Qui peut prétendre aujourd’hui que les connaissances acquises à un moment de la vie seront suffisantes pour le reste du parcours ? Qui peut prétendre qu’il n’aura pas besoin d’apprendre ou de réapprendre au cours de son existence pour pouvoir garder sa place au sein de la société ? Qui peut prétendre que le savoir possédé ne deviendra pas un jour obsolète et sans utilité ? Qui peut prétendre que ses connaissances seront suffisantes pour le restant de sa vie professionnelle ? Qui peut croire qu’il n’aura pas à changer de métier au cours de sa vie ?

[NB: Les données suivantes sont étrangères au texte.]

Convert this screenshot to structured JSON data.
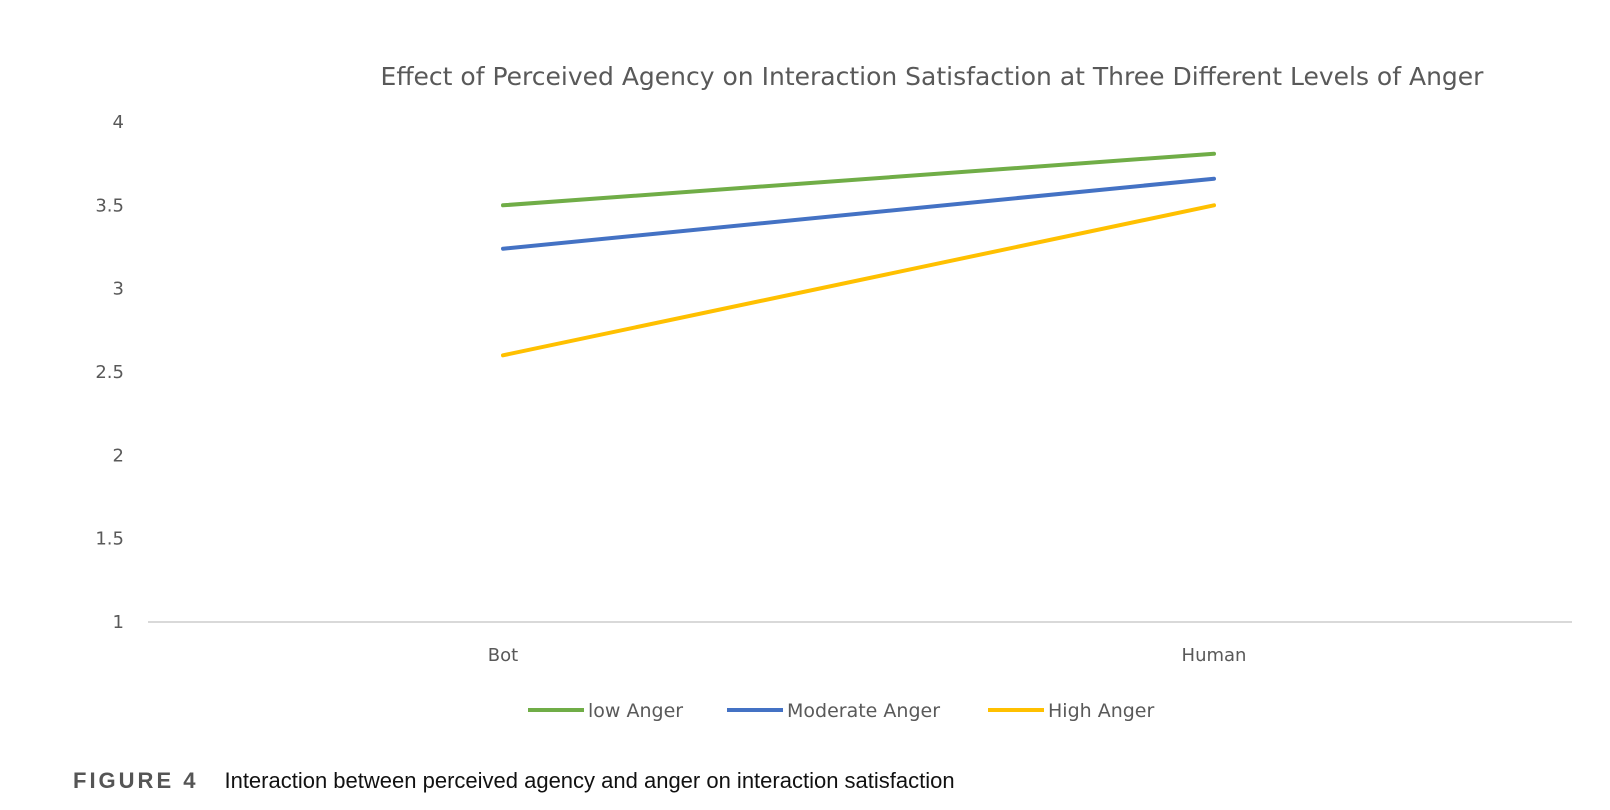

Personne, bien sûr. Le « progrès » est une caractéristique de la société des hommes. J’entends par progrès cette curiosité insatiable de l’homme à chercher à comprendre le monde et les lois de la nature. Cette quête permanente a des répercussions sur la vie des hommes. Et c’est peut-être là que le mot « progrès » n’est pas adapté, en tout cas pas pour tous. Car les répercussions dont je parle ne sont pas positives pour tout le monde, c’est une évidence. Mais, dans une société qui se donne des règles humanistes, il appartient à la politique de gérer ces répercussions pour que l’équité (et non l’égalité) soit sauvegardée. Et l’équité impose, condition nécessaire mais non suffisante, que les hommes soient toujours en possession des connaissances indispensables pour pouvoir jouer le jeu de la vie dans des conditions acceptables. L’organisation de la société doit prendre en compte cette nécessité.

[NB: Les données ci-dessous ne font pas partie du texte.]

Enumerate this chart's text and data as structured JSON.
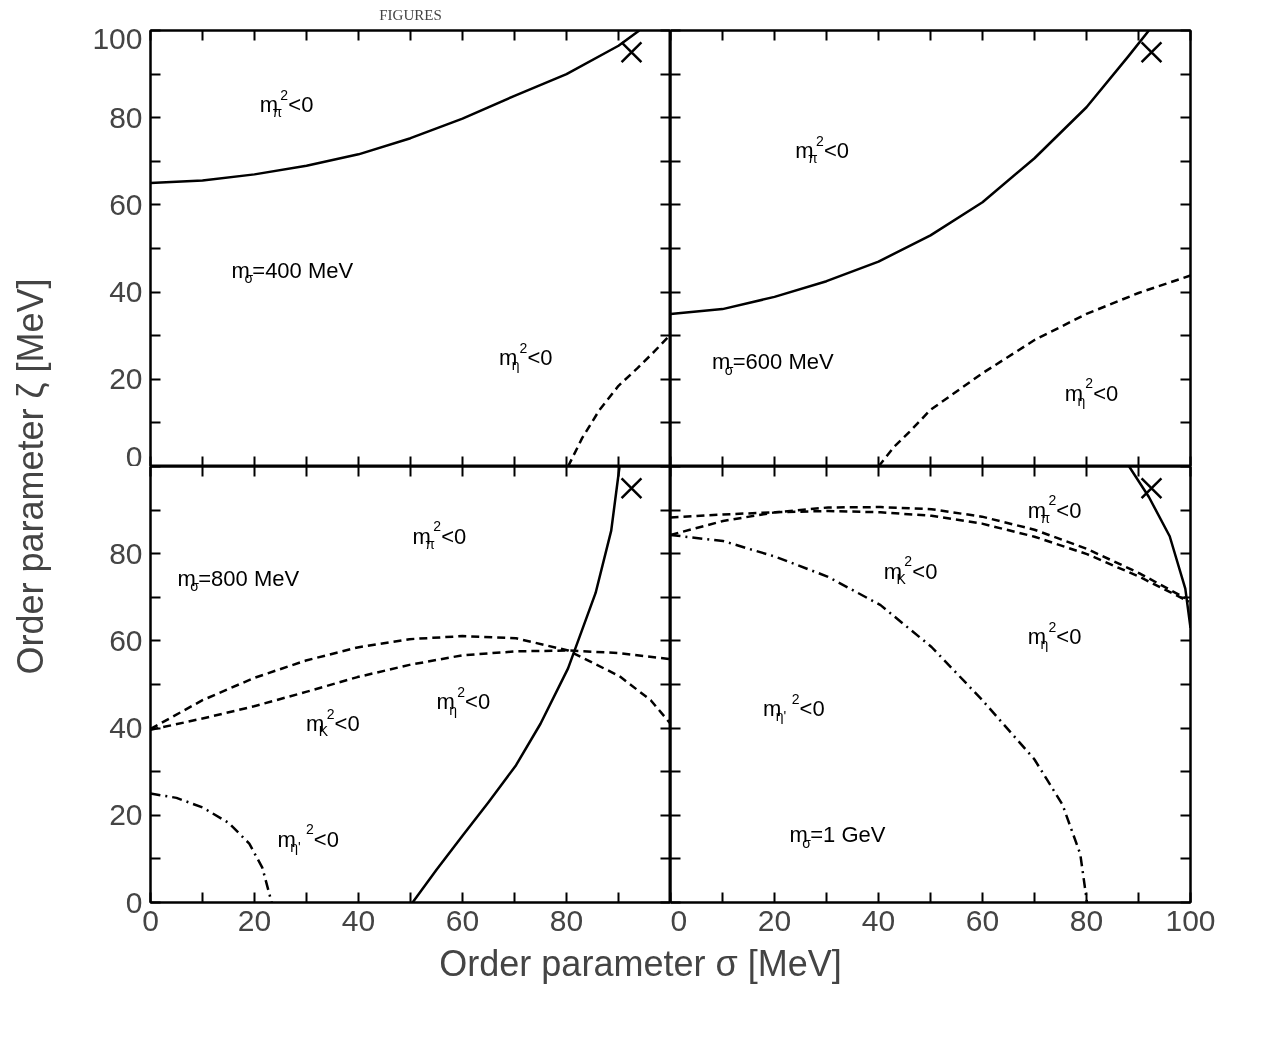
{
  "chart_data": [
    {
      "type": "line",
      "title": "FIGURES",
      "ylabel": "Order parameter ζ [MeV]",
      "xlim": [
        0,
        100
      ],
      "ylim": [
        0,
        100
      ],
      "tick_labels": "y",
      "grid": false,
      "xticks": [
        0,
        10,
        20,
        30,
        40,
        50,
        60,
        70,
        80,
        90,
        100
      ],
      "yticks": [
        0,
        {
          "value": 10,
          "label": null
        },
        20,
        {
          "value": 30,
          "label": null
        },
        40,
        {
          "value": 50,
          "label": null
        },
        60,
        {
          "value": 70,
          "label": null
        },
        80,
        {
          "value": 90,
          "label": null
        },
        100
      ],
      "series": [
        {
          "color": "#000000",
          "line_style": "solid",
          "x": [
            0,
            10,
            20,
            30,
            40,
            50,
            60,
            70,
            80,
            90,
            94
          ],
          "values": [
            65,
            65.6,
            67,
            69,
            71.6,
            75.3,
            79.8,
            85,
            90,
            96.5,
            100
          ]
        },
        {
          "color": "#000000",
          "line_style": "dashed",
          "x": [
            80.3,
            83,
            86.3,
            90,
            93.6,
            97,
            100
          ],
          "values": [
            0,
            6.5,
            12.9,
            18.5,
            22.5,
            26.5,
            30.3
          ]
        },
        {
          "type": "scatter",
          "marker": "cross",
          "color": "#000000",
          "x": [
            92.5
          ],
          "values": [
            95
          ]
        }
      ],
      "annotations": [
        "m$_{π}$$^{2}$<0",
        "m$_{σ}$=400 MeV",
        "m$_{η}$$^{2}$<0"
      ]
    },
    {
      "type": "line",
      "xlim": [
        0,
        100
      ],
      "ylim": [
        0,
        100
      ],
      "tick_labels": false,
      "grid": false,
      "xticks": [
        0,
        10,
        20,
        30,
        40,
        50,
        60,
        70,
        80,
        90,
        100
      ],
      "yticks": [
        0,
        10,
        20,
        30,
        40,
        50,
        60,
        70,
        80,
        90,
        100
      ],
      "series": [
        {
          "color": "#000000",
          "line_style": "solid",
          "x": [
            0,
            10,
            20,
            30,
            40,
            50,
            60,
            70,
            80,
            88,
            92
          ],
          "values": [
            35,
            36.1,
            38.9,
            42.5,
            47,
            53,
            60.6,
            70.7,
            82.4,
            94,
            100
          ]
        },
        {
          "color": "#000000",
          "line_style": "dashed",
          "x": [
            40,
            43,
            46,
            50,
            60,
            70,
            80,
            90,
            100
          ],
          "values": [
            0,
            4.5,
            8,
            13,
            21.4,
            29,
            35,
            39.8,
            43.8
          ]
        },
        {
          "type": "scatter",
          "marker": "cross",
          "color": "#000000",
          "x": [
            92.5
          ],
          "values": [
            95
          ]
        }
      ],
      "annotations": [
        "m$_{π}$$^{2}$<0",
        "m$_{σ}$=600 MeV",
        "m$_{η}$$^{2}$<0"
      ]
    },
    {
      "type": "line",
      "xlabel": "Order parameter σ [MeV]",
      "xlim": [
        0,
        100
      ],
      "ylim": [
        0,
        100
      ],
      "grid": false,
      "xticks": [
        0,
        {
          "value": 10,
          "label": null
        },
        20,
        {
          "value": 30,
          "label": null
        },
        40,
        {
          "value": 50,
          "label": null
        },
        60,
        {
          "value": 70,
          "label": null
        },
        80,
        {
          "value": 90,
          "label": null
        },
        {
          "value": 100,
          "label": null
        }
      ],
      "yticks": [
        0,
        {
          "value": 10,
          "label": null
        },
        20,
        {
          "value": 30,
          "label": null
        },
        40,
        {
          "value": 50,
          "label": null
        },
        60,
        {
          "value": 70,
          "label": null
        },
        80,
        {
          "value": 90,
          "label": null
        },
        {
          "value": 100,
          "label": null
        }
      ],
      "series": [
        {
          "color": "#000000",
          "line_style": "solid",
          "x": [
            50.4,
            55,
            60,
            65,
            70.3,
            75,
            80.3,
            85.6,
            88.6,
            90.2
          ],
          "values": [
            0,
            7.5,
            15.3,
            23,
            31.5,
            41,
            53.7,
            71,
            85.3,
            100
          ]
        },
        {
          "color": "#000000",
          "line_style": "dashed",
          "x": [
            0,
            10,
            19.9,
            29.9,
            39.8,
            49.8,
            60,
            70.3,
            80.3,
            90.2,
            96.2,
            100
          ],
          "values": [
            39.8,
            46.4,
            51.5,
            55.5,
            58.5,
            60.4,
            61.1,
            60.6,
            57.8,
            51.9,
            46.4,
            41
          ]
        },
        {
          "color": "#000000",
          "line_style": "dashed",
          "x": [
            0,
            10,
            19.9,
            29.9,
            39.8,
            49.8,
            60,
            70.3,
            80.3,
            90.2,
            100
          ],
          "values": [
            39.6,
            42.2,
            45,
            48.3,
            51.7,
            54.5,
            56.7,
            57.6,
            57.8,
            57.2,
            55.8
          ]
        },
        {
          "color": "#000000",
          "line_style": "dashdot",
          "x": [
            0,
            5,
            10,
            15,
            19,
            21.5,
            23.3
          ],
          "values": [
            25,
            24,
            21.8,
            18.3,
            13.5,
            8,
            0
          ]
        },
        {
          "type": "scatter",
          "marker": "cross",
          "color": "#000000",
          "x": [
            92.5
          ],
          "values": [
            95
          ]
        }
      ],
      "annotations": [
        "m$_{π}$$^{2}$<0",
        "m$_{σ}$=800 MeV",
        "m$_{K}$$^{2}$<0",
        "m$_{η}$$^{2}$<0",
        "m$_{η'}$$^{2}$<0"
      ]
    },
    {
      "type": "line",
      "xlim": [
        0,
        100
      ],
      "ylim": [
        0,
        100
      ],
      "tick_labels": "x",
      "grid": false,
      "xticks": [
        0,
        {
          "value": 10,
          "label": null
        },
        20,
        {
          "value": 30,
          "label": null
        },
        40,
        {
          "value": 50,
          "label": null
        },
        60,
        {
          "value": 70,
          "label": null
        },
        80,
        {
          "value": 90,
          "label": null
        },
        100
      ],
      "yticks": [
        0,
        10,
        20,
        30,
        40,
        50,
        60,
        70,
        80,
        90,
        100
      ],
      "series": [
        {
          "color": "#000000",
          "line_style": "solid",
          "x": [
            88.2,
            92,
            96,
            99,
            100
          ],
          "values": [
            100,
            93,
            84,
            72,
            63
          ]
        },
        {
          "color": "#000000",
          "line_style": "dashed",
          "x": [
            0,
            10.1,
            20.2,
            30.3,
            40.4,
            50.2,
            59.9,
            70,
            80.1,
            90.2,
            99
          ],
          "values": [
            84.3,
            87.5,
            89.5,
            90.6,
            90.7,
            90.2,
            88.5,
            85.5,
            81.1,
            75.5,
            69.8
          ]
        },
        {
          "color": "#000000",
          "line_style": "dashed",
          "x": [
            0,
            10.1,
            20.2,
            30.3,
            40.4,
            50.2,
            59.9,
            70,
            80.1,
            90.2,
            99.7
          ],
          "values": [
            88.3,
            89,
            89.5,
            89.8,
            89.5,
            88.7,
            86.9,
            83.9,
            79.9,
            74.7,
            69
          ]
        },
        {
          "color": "#000000",
          "line_style": "dashdot",
          "x": [
            0,
            10.1,
            20.2,
            30.3,
            40.4,
            50.2,
            59.9,
            70,
            75.4,
            78.8,
            80.1
          ],
          "values": [
            84.3,
            82.9,
            79.3,
            74.7,
            68.2,
            58.6,
            46.5,
            32.8,
            22.4,
            11.1,
            0
          ]
        },
        {
          "type": "scatter",
          "marker": "cross",
          "color": "#000000",
          "x": [
            92.5
          ],
          "values": [
            95
          ]
        }
      ],
      "annotations": [
        "m$_{π}$$^{2}$<0",
        "m$_{K}$$^{2}$<0",
        "m$_{η}$$^{2}$<0",
        "m$_{η'}$$^{2}$<0",
        "m$_{σ}$=1 GeV"
      ]
    }
  ]
}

L’homme qui travaille est soit salarié soit indépendant. L’employeur devrait être pleinement responsable de la mise à niveau permanente des connaissances de ses salariés. L’objectif de cette mise à niveau est de préserver l’employabilité du salarié, c’est-à-dire de mettre en adéquation les compétences avec les exigences du monde du travail. Deux grands types de mise à niveau se distinguent : les compétences nécessaires à l’employeur qui voit son métier évoluer dans un environnement changeant, les compétences souhaitées par le salarié qui devra changer d’employeur, donc de métier. Le premier type de mise à niveau est de la responsabilité pleine et entière de l’employeur qui doit la concevoir, l’organiser, la mettre en œuvre, la maintenir. L’employeur doit fixer des objectifs de formation qui se déclinent à tous les niveaux hiérarchiques afin de motiver tous les managers à la formation de leurs collaborateurs. Il n’est alors plus nécessaire de séparer (ce qui se fait encore partout) le temps passé par le salarié en formation du temps opérationnel ; il suffit de s’assurer que les objectifs sont atteints dans les deux domaines. Un objectif de formation non atteint devrait entraîner, non seulement une pénalité pour le salarié, mais également une sanction pour le manager.
L’égoïsme naturel de toute organisation humaine fait que le second type de mise à niveau ne peut relever de la responsabilité unique de l’employeur. Il faut donc : 1°) qu’il soit organisé par les pouvoirs publics. 2°) qu’une partie du temps du salarié puisse être consacré au suivi de cette mise à niveau. C’est le seul temps de formation qui doit relever d’une contrainte réglementaire. La responsabilité du salarié est de savoir choisir la formation qui lui convient (à condition qu’il soit informé). La responsabilité des Pouvoirs Publics est de veiller à ce qu’il existe des propositions de formation crédibles et sérieuses tant dans leur contenu que dans les moyens mis en œuvre.
Le travailleur indépendant doit prendre en charge lui-même ces deux types de mise à niveau. Il doit constamment maintenir ses connaissances métier au meilleur niveau possible. Il doit aussi se préparer à un changement d’orientation de ses activités lorsque le marché sur lequel il se situe l’impose. Il doit donc organiser sa propre veille technologique et marketing pour pouvoir trouver une réponse aux deux questions suivantes :
- quelles seront les connaissances dont j’aurai besoin pour suivre les évolutions de mon métier ?
- l’évolution de mon marché imposera-t-elle un changement de métier et lequel ?
Pour lui également, il est vital de trouver des formations efficaces répondant à ses besoins. L’évaluation de la qualité et de l’efficacité de ces formations doit relever des Pouvoirs Publics. Il est de leur reponsabilité d’empêcher que les utilisateurs de ces formations perdent leur temps et leur argent au profit d’organismes peu scrupuleux.
Quoi qu’il en soit, les temps sont finis où l’on pouvait espérer passer toute sa vie dans le même emploi, sans remise en question de ses savoirs. Et il ne sert à rien de le nier.